At the 1997 IBSF World Billiards Championship, Grech defeated India's Ashok Shandilya by 2895 to 2836 to win his only World Championship. In the same year, he reached quarter-finals at the EBSA European Snooker Championship, losing 2-5 to Graham Horne. At the 1997 Malta Grand Prix, he lost to Ken Doherty in the quarter-finals. He teamed up with Alex Borg to win the 1997 European Continental Team Cup, Malta's first victory.

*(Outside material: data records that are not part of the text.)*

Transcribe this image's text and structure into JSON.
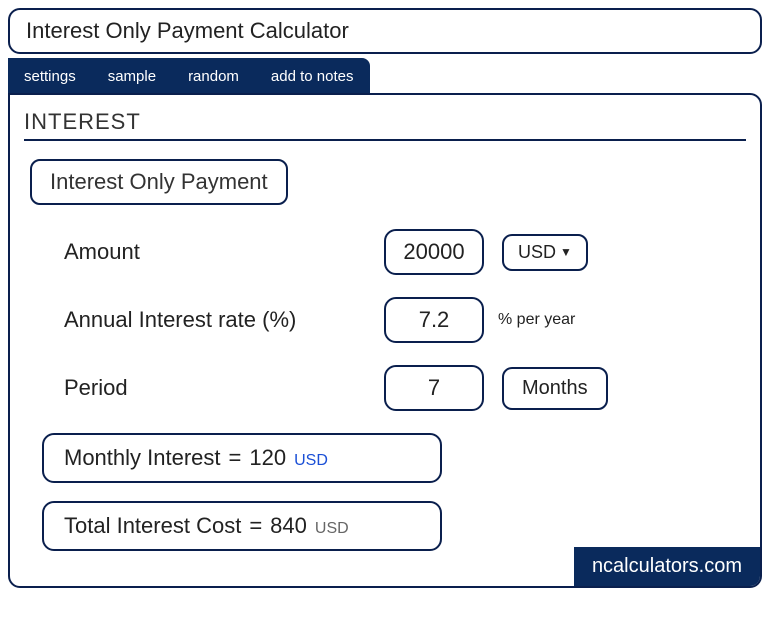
{
  "title": "Interest Only Payment Calculator",
  "tabs": {
    "settings": "settings",
    "sample": "sample",
    "random": "random",
    "add_to_notes": "add to notes"
  },
  "section": {
    "heading": "INTEREST",
    "subtitle": "Interest Only Payment"
  },
  "fields": {
    "amount": {
      "label": "Amount",
      "value": "20000",
      "currency": "USD"
    },
    "rate": {
      "label": "Annual Interest rate (%)",
      "value": "7.2",
      "unit": "% per year"
    },
    "period": {
      "label": "Period",
      "value": "7",
      "unit": "Months"
    }
  },
  "results": {
    "monthly": {
      "label": "Monthly Interest",
      "equals": "=",
      "value": "120",
      "currency": "USD"
    },
    "total": {
      "label": "Total Interest Cost",
      "equals": "=",
      "value": "840",
      "currency": "USD"
    }
  },
  "footer": "ncalculators.com",
  "colors": {
    "primary": "#0a1f4d",
    "tab_bg": "#0a2a5c",
    "link_blue": "#1a4fd6"
  }
}
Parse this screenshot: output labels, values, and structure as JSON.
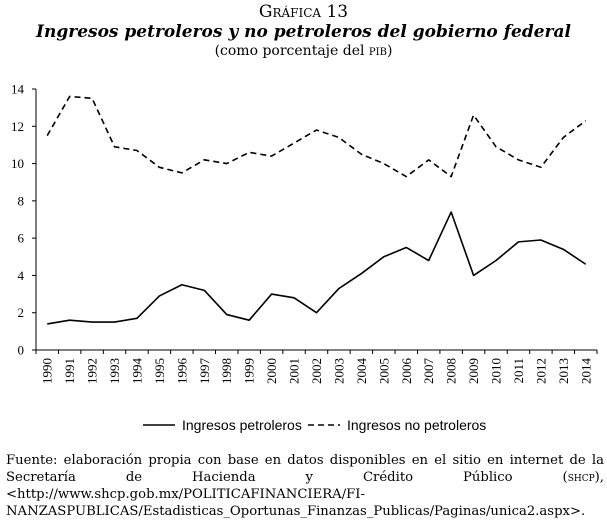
{
  "figure": {
    "label": "Gráfica 13",
    "title": "Ingresos petroleros y no petroleros del gobierno federal",
    "subtitle_before": "(como porcentaje del ",
    "subtitle_abbr": "pib",
    "subtitle_after": ")"
  },
  "source": {
    "text_a": "Fuente: elaboración propia con base en datos disponibles en el sitio en internet de la Secretaría de Hacienda y Crédito Público (",
    "abbr": "shcp",
    "text_b": "), <http://www.shcp.gob.mx/POLITICAFINANCIERA/FI-NANZASPUBLICAS/Estadisticas_Oportunas_Finanzas_Publicas/Paginas/unica2.aspx>."
  },
  "chart_data": {
    "type": "line",
    "title": "Ingresos petroleros y no petroleros del gobierno federal",
    "xlabel": "",
    "ylabel": "",
    "ylim": [
      0,
      14
    ],
    "yticks": [
      0,
      2,
      4,
      6,
      8,
      10,
      12,
      14
    ],
    "grid": false,
    "legend_position": "bottom",
    "categories": [
      "1990",
      "1991",
      "1992",
      "1993",
      "1994",
      "1995",
      "1996",
      "1997",
      "1998",
      "1999",
      "2000",
      "2001",
      "2002",
      "2003",
      "2004",
      "2005",
      "2006",
      "2007",
      "2008",
      "2009",
      "2010",
      "2011",
      "2012",
      "2013",
      "2014"
    ],
    "series": [
      {
        "name": "Ingresos petroleros",
        "style": "solid",
        "values": [
          1.4,
          1.6,
          1.5,
          1.5,
          1.7,
          2.9,
          3.5,
          3.2,
          1.9,
          1.6,
          3.0,
          2.8,
          2.0,
          3.3,
          4.1,
          5.0,
          5.5,
          4.8,
          7.4,
          4.0,
          4.8,
          5.8,
          5.9,
          5.4,
          4.6
        ]
      },
      {
        "name": "Ingresos no petroleros",
        "style": "dashed",
        "values": [
          11.5,
          13.6,
          13.5,
          10.9,
          10.7,
          9.8,
          9.5,
          10.2,
          10.0,
          10.6,
          10.4,
          11.1,
          11.8,
          11.4,
          10.5,
          10.0,
          9.3,
          10.2,
          9.3,
          12.6,
          10.9,
          10.2,
          9.8,
          11.4,
          12.3
        ]
      }
    ],
    "colors": {
      "line": "#000000",
      "axis": "#000000"
    }
  }
}
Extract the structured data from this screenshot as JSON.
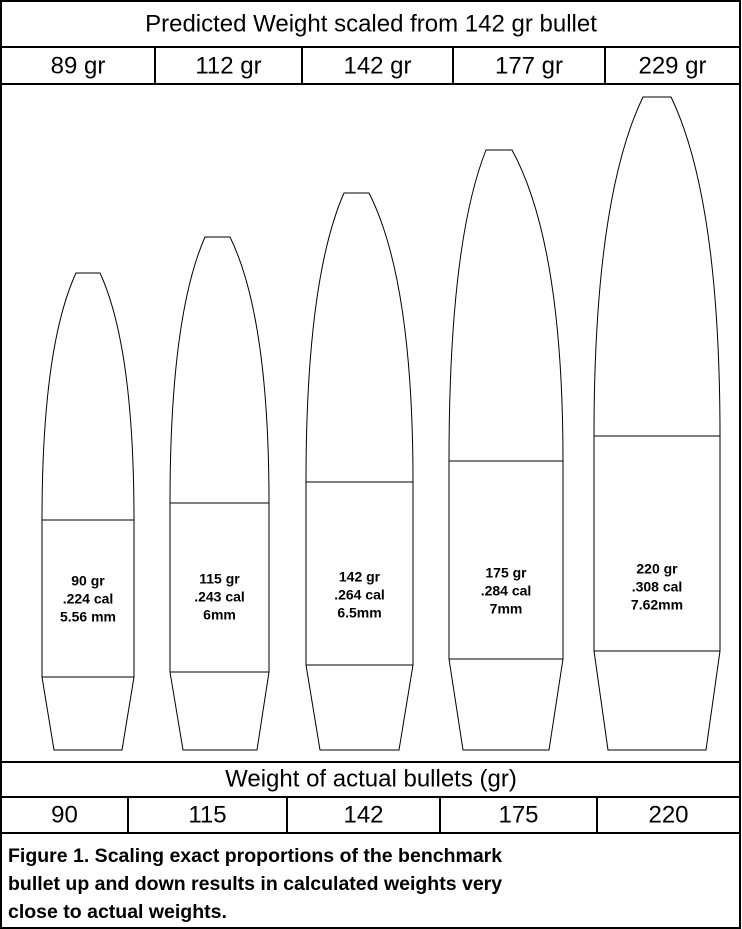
{
  "header": {
    "title": "Predicted Weight scaled from 142 gr bullet",
    "predicted": [
      "89 gr",
      "112 gr",
      "142 gr",
      "177 gr",
      "229 gr"
    ]
  },
  "bullets": [
    {
      "lines": [
        "90 gr",
        ".224 cal",
        "5.56 mm"
      ]
    },
    {
      "lines": [
        "115 gr",
        ".243 cal",
        "6mm"
      ]
    },
    {
      "lines": [
        "142 gr",
        ".264 cal",
        "6.5mm"
      ]
    },
    {
      "lines": [
        "175 gr",
        ".284 cal",
        "7mm"
      ]
    },
    {
      "lines": [
        "220 gr",
        ".308 cal",
        "7.62mm"
      ]
    }
  ],
  "actual": {
    "title": "Weight of actual bullets (gr)",
    "values": [
      "90",
      "115",
      "142",
      "175",
      "220"
    ]
  },
  "caption": {
    "lines": [
      "Figure 1. Scaling exact proportions of the benchmark",
      "bullet up and down results in calculated weights very",
      "close to actual weights."
    ]
  }
}
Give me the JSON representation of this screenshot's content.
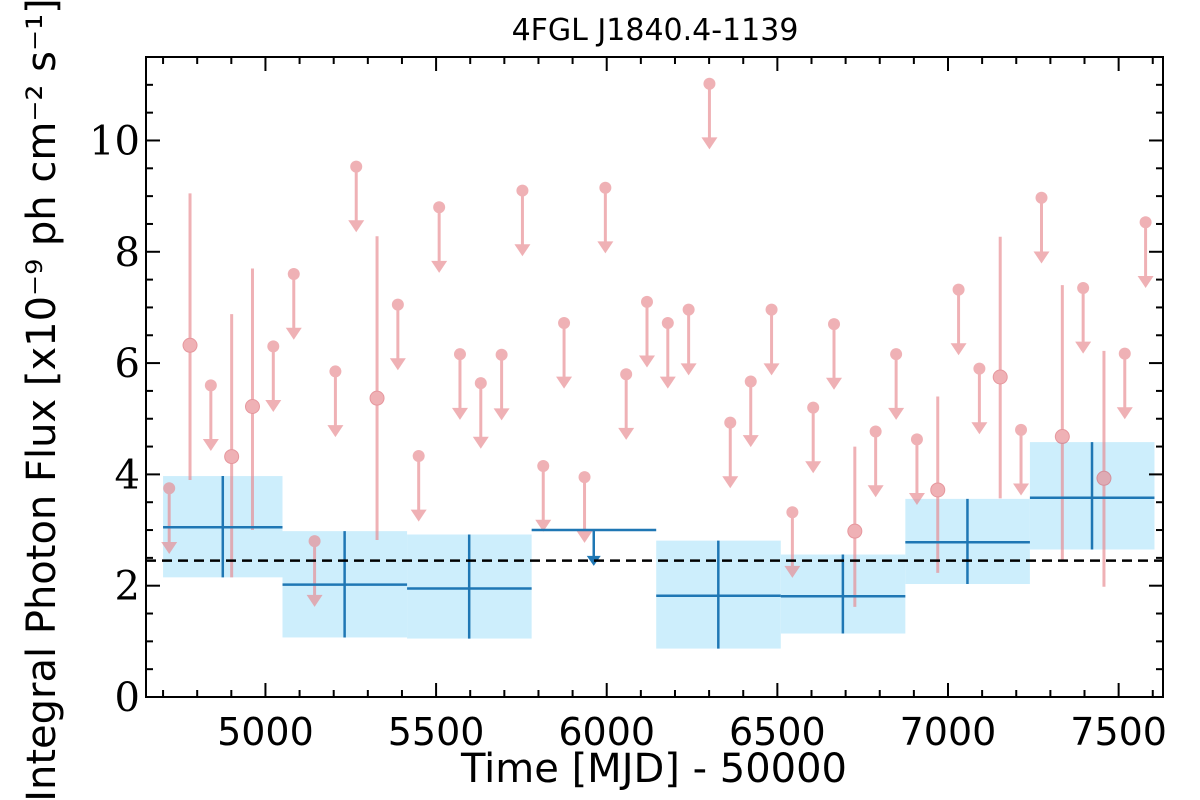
{
  "chart_data": {
    "type": "scatter",
    "title": "4FGL J1840.4-1139",
    "xlabel": "Time [MJD] - 50000",
    "ylabel": "Integral Photon Flux [x10⁻⁹ ph cm⁻² s⁻¹]",
    "xlim": [
      4650,
      7630
    ],
    "ylim": [
      0,
      11.5
    ],
    "x_ticks": [
      "5000",
      "5500",
      "6000",
      "6500",
      "7000",
      "7500"
    ],
    "x_tick_values": [
      5000,
      5500,
      6000,
      6500,
      7000,
      7500
    ],
    "y_ticks": [
      "0",
      "2",
      "4",
      "6",
      "8",
      "10"
    ],
    "y_tick_values": [
      0,
      2,
      4,
      6,
      8,
      10
    ],
    "grid": false,
    "colors": {
      "short_bins": "#e8888f",
      "long_bins": "#1f77b4",
      "long_band": "#cdeefc",
      "average_line": "#000000"
    },
    "average_flux": 2.45,
    "long_bins": [
      {
        "x_start": 4700,
        "x_end": 5050,
        "x": 4875,
        "flux": 3.05,
        "flux_low": 2.15,
        "flux_high": 3.97,
        "upper_limit": false
      },
      {
        "x_start": 5050,
        "x_end": 5415,
        "x": 5232,
        "flux": 2.02,
        "flux_low": 1.07,
        "flux_high": 2.98,
        "upper_limit": false
      },
      {
        "x_start": 5415,
        "x_end": 5780,
        "x": 5597,
        "flux": 1.95,
        "flux_low": 1.05,
        "flux_high": 2.92,
        "upper_limit": false
      },
      {
        "x_start": 5780,
        "x_end": 6145,
        "x": 5962,
        "flux": 3.0,
        "upper_limit": true
      },
      {
        "x_start": 6145,
        "x_end": 6510,
        "x": 6327,
        "flux": 1.82,
        "flux_low": 0.87,
        "flux_high": 2.81,
        "upper_limit": false
      },
      {
        "x_start": 6510,
        "x_end": 6875,
        "x": 6692,
        "flux": 1.81,
        "flux_low": 1.14,
        "flux_high": 2.56,
        "upper_limit": false
      },
      {
        "x_start": 6875,
        "x_end": 7240,
        "x": 7057,
        "flux": 2.78,
        "flux_low": 2.03,
        "flux_high": 3.56,
        "upper_limit": false
      },
      {
        "x_start": 7240,
        "x_end": 7605,
        "x": 7422,
        "flux": 3.58,
        "flux_low": 2.65,
        "flux_high": 4.58,
        "upper_limit": false
      }
    ],
    "short_bins": [
      {
        "x": 4718,
        "flux": 3.75,
        "upper_limit": true
      },
      {
        "x": 4779,
        "flux": 6.32,
        "flux_low": 3.9,
        "flux_high": 9.05,
        "upper_limit": false
      },
      {
        "x": 4840,
        "flux": 5.6,
        "upper_limit": true
      },
      {
        "x": 4901,
        "flux": 4.32,
        "flux_low": 2.15,
        "flux_high": 6.88,
        "upper_limit": false
      },
      {
        "x": 4962,
        "flux": 5.22,
        "flux_low": 3.0,
        "flux_high": 7.7,
        "upper_limit": false
      },
      {
        "x": 5023,
        "flux": 6.3,
        "upper_limit": true
      },
      {
        "x": 5083,
        "flux": 7.6,
        "upper_limit": true
      },
      {
        "x": 5144,
        "flux": 2.8,
        "upper_limit": true
      },
      {
        "x": 5205,
        "flux": 5.85,
        "upper_limit": true
      },
      {
        "x": 5266,
        "flux": 9.53,
        "upper_limit": true
      },
      {
        "x": 5327,
        "flux": 5.37,
        "flux_low": 2.82,
        "flux_high": 8.28,
        "upper_limit": false
      },
      {
        "x": 5388,
        "flux": 7.05,
        "upper_limit": true
      },
      {
        "x": 5449,
        "flux": 4.33,
        "upper_limit": true
      },
      {
        "x": 5509,
        "flux": 8.8,
        "upper_limit": true
      },
      {
        "x": 5570,
        "flux": 6.16,
        "upper_limit": true
      },
      {
        "x": 5631,
        "flux": 5.64,
        "upper_limit": true
      },
      {
        "x": 5692,
        "flux": 6.15,
        "upper_limit": true
      },
      {
        "x": 5753,
        "flux": 9.1,
        "upper_limit": true
      },
      {
        "x": 5814,
        "flux": 4.15,
        "upper_limit": true
      },
      {
        "x": 5875,
        "flux": 6.72,
        "upper_limit": true
      },
      {
        "x": 5935,
        "flux": 3.95,
        "upper_limit": true
      },
      {
        "x": 5996,
        "flux": 9.15,
        "upper_limit": true
      },
      {
        "x": 6057,
        "flux": 5.8,
        "upper_limit": true
      },
      {
        "x": 6118,
        "flux": 7.1,
        "upper_limit": true
      },
      {
        "x": 6179,
        "flux": 6.72,
        "upper_limit": true
      },
      {
        "x": 6240,
        "flux": 6.96,
        "upper_limit": true
      },
      {
        "x": 6301,
        "flux": 11.02,
        "upper_limit": true
      },
      {
        "x": 6362,
        "flux": 4.93,
        "upper_limit": true
      },
      {
        "x": 6422,
        "flux": 5.67,
        "upper_limit": true
      },
      {
        "x": 6483,
        "flux": 6.96,
        "upper_limit": true
      },
      {
        "x": 6544,
        "flux": 3.32,
        "upper_limit": true
      },
      {
        "x": 6605,
        "flux": 5.2,
        "upper_limit": true
      },
      {
        "x": 6666,
        "flux": 6.7,
        "upper_limit": true
      },
      {
        "x": 6727,
        "flux": 2.98,
        "flux_low": 1.62,
        "flux_high": 4.5,
        "upper_limit": false
      },
      {
        "x": 6788,
        "flux": 4.77,
        "upper_limit": true
      },
      {
        "x": 6848,
        "flux": 6.16,
        "upper_limit": true
      },
      {
        "x": 6909,
        "flux": 4.63,
        "upper_limit": true
      },
      {
        "x": 6970,
        "flux": 3.72,
        "flux_low": 2.23,
        "flux_high": 5.4,
        "upper_limit": false
      },
      {
        "x": 7031,
        "flux": 7.32,
        "upper_limit": true
      },
      {
        "x": 7092,
        "flux": 5.9,
        "upper_limit": true
      },
      {
        "x": 7153,
        "flux": 5.75,
        "flux_low": 3.57,
        "flux_high": 8.27,
        "upper_limit": false
      },
      {
        "x": 7214,
        "flux": 4.8,
        "upper_limit": true
      },
      {
        "x": 7274,
        "flux": 8.97,
        "upper_limit": true
      },
      {
        "x": 7335,
        "flux": 4.68,
        "flux_low": 2.45,
        "flux_high": 7.4,
        "upper_limit": false
      },
      {
        "x": 7396,
        "flux": 7.35,
        "upper_limit": true
      },
      {
        "x": 7457,
        "flux": 3.93,
        "flux_low": 1.98,
        "flux_high": 6.22,
        "upper_limit": false
      },
      {
        "x": 7518,
        "flux": 6.17,
        "upper_limit": true
      },
      {
        "x": 7579,
        "flux": 8.53,
        "upper_limit": true
      }
    ]
  }
}
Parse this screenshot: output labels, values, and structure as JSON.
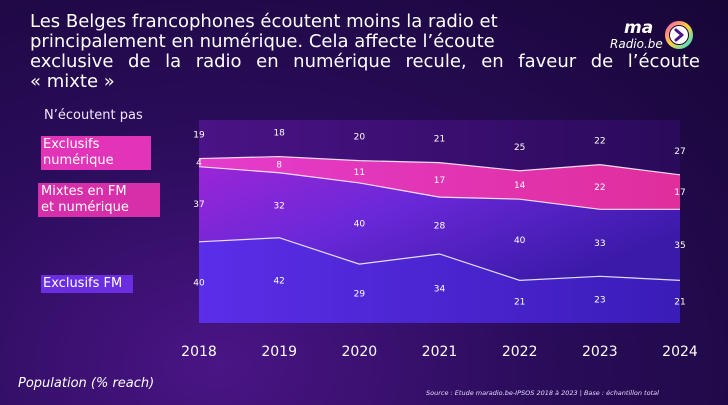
{
  "title_lines": [
    "Les Belges francophones écoutent moins la radio et",
    "principalement en numérique. Cela affecte l’écoute",
    "exclusive de la radio en numérique recule, en faveur de l’écoute",
    "« mixte »"
  ],
  "logo": {
    "top": "ma",
    "bottom": "Radio.be"
  },
  "legend_labels": {
    "not_listening": "N’écoutent pas",
    "exclusive_digital_1": "Exclusifs",
    "exclusive_digital_2": "numérique",
    "mixed_1": "Mixtes en FM",
    "mixed_2": "et numérique",
    "exclusive_fm": "Exclusifs FM"
  },
  "footer": {
    "population": "Population (% reach)",
    "source": "Source : Etude maradio.be-IPSOS 2018 à 2023 | Base : échantillon total"
  },
  "chart_data": {
    "type": "area",
    "stacked": true,
    "x": [
      "2018",
      "2019",
      "2020",
      "2021",
      "2022",
      "2023",
      "2024"
    ],
    "series": [
      {
        "name": "Exclusifs FM",
        "values": [
          40,
          42,
          29,
          34,
          21,
          23,
          21
        ],
        "color": "#5a2fe6"
      },
      {
        "name": "Mixtes en FM et numérique",
        "values": [
          37,
          32,
          40,
          28,
          40,
          33,
          35
        ],
        "color": "#a42ad8"
      },
      {
        "name": "Exclusifs numérique",
        "values": [
          4,
          8,
          11,
          17,
          14,
          22,
          17
        ],
        "color": "#e23cc4"
      },
      {
        "name": "N’écoutent pas",
        "values": [
          19,
          18,
          20,
          21,
          25,
          22,
          27
        ],
        "color": "#3a0f6a"
      }
    ],
    "ylim": [
      0,
      100
    ],
    "grid": false
  }
}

Grech reached the semi-final of the World Amateur Snooker Championship in 1998, losing 7-8 to Ryan Day. He returned to the World Snooker Tour the same year, losing to Stephen Hendry in the quarter-final of the 1998 Malta Grand Prix. He again became national champion for two successive years in 1999 and 2000 at the Malta Snooker Championship. He collaborated with Alex Borg again to win the EBSA European Team Championship in 1999 and 2000. Alongside Alex Borg and Somin Zammitt, Grech won the EBSA European Team Championship for a third time in 2005. Grech also reached quarter-finals at the 2005 World Billiards Championship after defeating his compatriot Paul Mifsud in the last 16. At the 2005 Malta Cup, he lost to Tom Ford in the wildcard round and was eliminated from the competition. He lost to Mark Allen in the wildcard round at the 2006 Malta Cup. He also emerged as the winner of the Snooker Open ranking tournament in 2006 organised by the Malta Billiards and Snooker Association.

After leaving the professional Tour, Grech competed as a senior. He received a wild card entry to participate at the 2007 Malta Cup but was knocked out by David Roe of England. He was a part of the team which won the EBSA European Team Championship seniors tournament in 2011. Grech died on 21 August 2021, aged 66.

== Honours ==
Grech was awarded the Midalja għall-Qadi tar-Repubblika in 1997 after becoming the world champion. He won the Maltese English Billiards Championship on 13 consecutive occasions from 2003 to 2015.

In 2017, Grech was inducted into the Hall of Fame of the Malta Olympic Committee, the second billiards player after Paul Mifsud.